Mr. Stephens’ bill would have allowed law enforcement officers, relatives or household members to petition a court to prohibit someone temporarily from possessing or purchasing a gun if the person presents a risk of suicide or a risk of seriously injuring others.
Some of the committees’ more prominent gun rights supporters questioned whether the bill overreached. Rep. Paul Schemel, R-Franklin, said at the time that he believed the bill placed “too great a demand on our constitutional rights” to bear a firearm, but believed that changes could be made to satisfy his concerns.
Others, such as then-Rep. Dom Costa, D-Stanton Heights, and former Pittsburgh police chief, applauded the bill. He recounted a time when he negotiated over the phone with a man who had killed his girlfriend — a man who said “someone should have taken the guns from him.”
“He killed himself as I spoke with him on the phone,” Mr. Costa said during the meeting. “This is something that doesn’t need to happen.”

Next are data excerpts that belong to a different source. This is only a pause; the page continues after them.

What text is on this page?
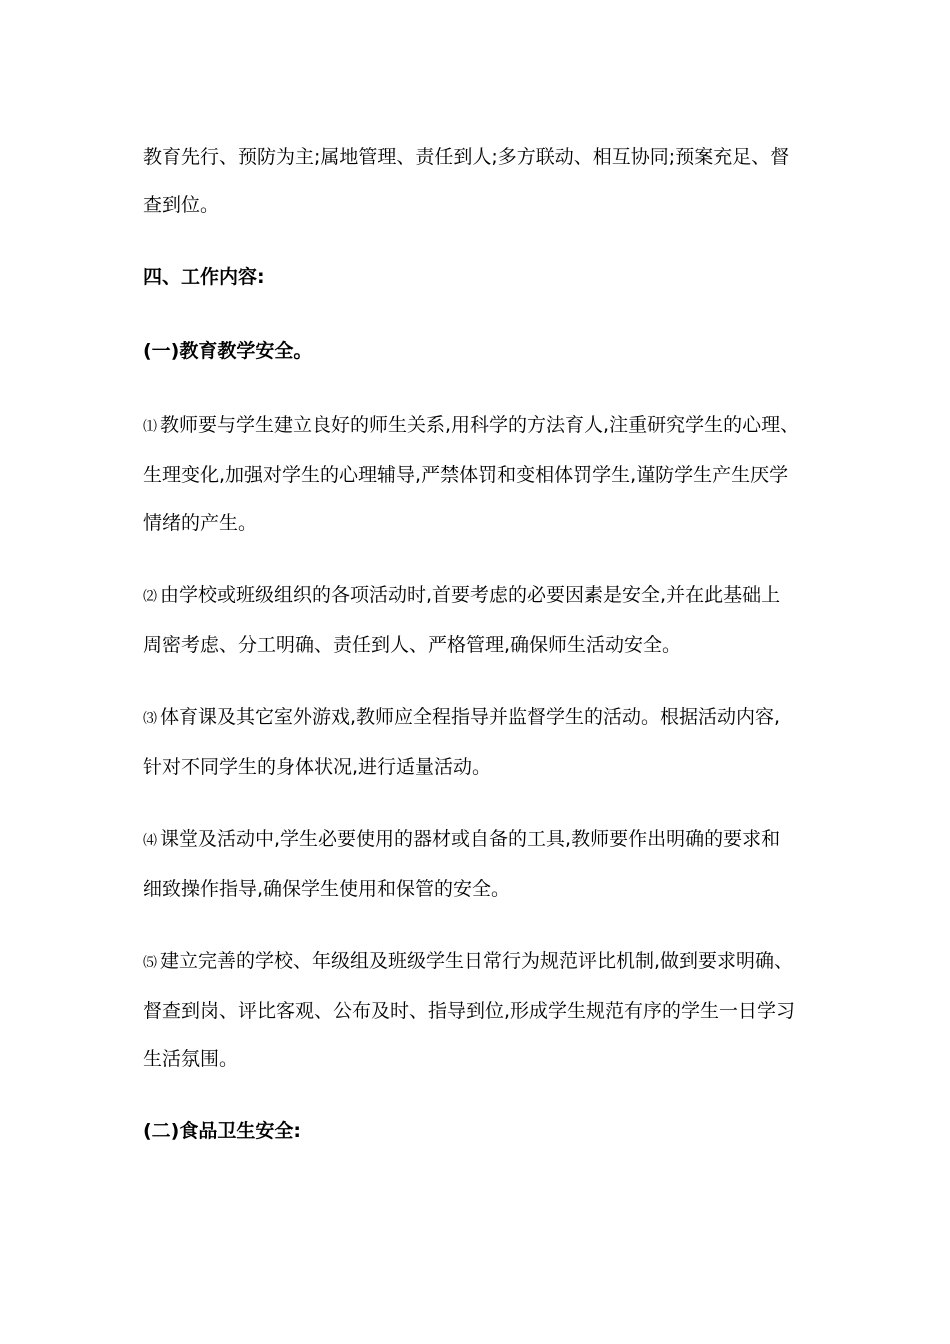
教育先行、预防为主;属地管理、责任到人;多方联动、相互协同;预案充足、督
查到位。

四、工作内容:

(一)教育教学安全。

⑴ 教师要与学生建立良好的师生关系,用科学的方法育人,注重研究学生的心理、
生理变化,加强对学生的心理辅导,严禁体罚和变相体罚学生,谨防学生产生厌学
情绪的产生。

⑵ 由学校或班级组织的各项活动时,首要考虑的必要因素是安全,并在此基础上
周密考虑、分工明确、责任到人、严格管理,确保师生活动安全。

⑶ 体育课及其它室外游戏,教师应全程指导并监督学生的活动。根据活动内容,
针对不同学生的身体状况,进行适量活动。

⑷ 课堂及活动中,学生必要使用的器材或自备的工具,教师要作出明确的要求和
细致操作指导,确保学生使用和保管的安全。

⑸ 建立完善的学校、年级组及班级学生日常行为规范评比机制,做到要求明确、
督查到岗、评比客观、公布及时、指导到位,形成学生规范有序的学生一日学习
生活氛围。

(二)食品卫生安全:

He added later: “This bill will save lives. When it comes to weighing a life over a Second Amendment right, I’m going to go with saving that life every time.”
The bill passed out of committee, 18-9. It stalled before it got enough votes for final passage on the floor.
“I think it’s safe to say there was trouble finding consensus on that bill among some of our members who just took some issue with the questions of due process,” Mr. Straub said. “There was certainly a contingency of our members who had issue with the language in that bill and how guns were taken away and when.”